In The Next Room is a 1930 American pre-Code mystery film released by First National Pictures, a subsidiary of Warner Bros. Pictures and directed by Edward F. Cline. The movie stars Jack Mulhall and Alice Day. The film was based on the play of the same title by Eleanor Belmont and Harriet Ford, which itself was derived from the book The Mystery of the Boule Cabinet by Burton E. Stevenson.

==Plot==
The story starts with a prologue set in 1889 in which we see an angry husband murdering his wife's lover. The setting then moves to 1929, just as an antiques dealer Philip Vantine has finished moving into the same house where the 1889 murder occurred.

For years the house had one occupant: the butler. Vantine moves in with his daughter Lorna and maid and retains the elderly butler to help take care of the house. One night, the police arrive at the house after receiving a telephone call that a murder has just been committed on the premises. When they arrive, the police are surprised to find that no one in the house knows what they are talking about. That same day a valuable antique cabinet arrived at the house, and this has attracted several strangers to come to examine it.

A young reporter, James Godfrey, who has come to see Lorna, also arrives at the house. As the police are investigating the mysterious telephone call, a series of strange events occur. As Godfrey is helping Lorna to open the antique cabinet, they find a hypnotized woman inside. The police are then notified. When everyone returns to the cabinet they find the woman has disappeared. One of the detectives, Tim Morel, is knocked unconscious. Vantine is also hit on the head, but stays conscious. The son of the former owner of the cabinet is soon found murdered.

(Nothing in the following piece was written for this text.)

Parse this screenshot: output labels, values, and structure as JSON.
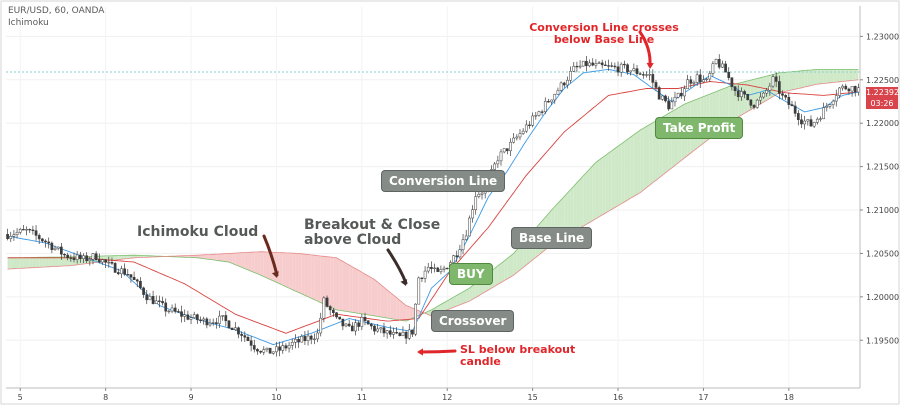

As Godfrey attempts to call his newspaper, Lorna is abducted and taken to the wine cellar. She is rescued by a one-legged man who suddenly disappears. Meanwhile, the hypnotized girl appears in a revived state and reveals that her partner, a diamond smuggler, has been murdered with poison. Eventually, Godfrey, assuming the role of an amateur detective, clears up the mystery.

==Cast==
- Jack Mulhall as James Godfrey
- Alice Day as Lorna
- Robert Emmett O'Connor as Tim Morel
- John St. Polis as Philip Vantine
- Claud Allister as Parks (the butler)
- Aggie Herring as Mrs. O'Connor
- DeWitt Jennings as Inspector Grady
- Webster Campbell as Snitzer
- Lucien Prival as French Exporter

==Music==
The film features a theme song entitled "Why Can't You Love That Way?" which was composed by Charles Bourne, Jack Val and Henry Creamer.

==Preservation status==
No film elements are known to survive. The soundtrack, which was recorded on Vitaphone disks, may survive in private hands.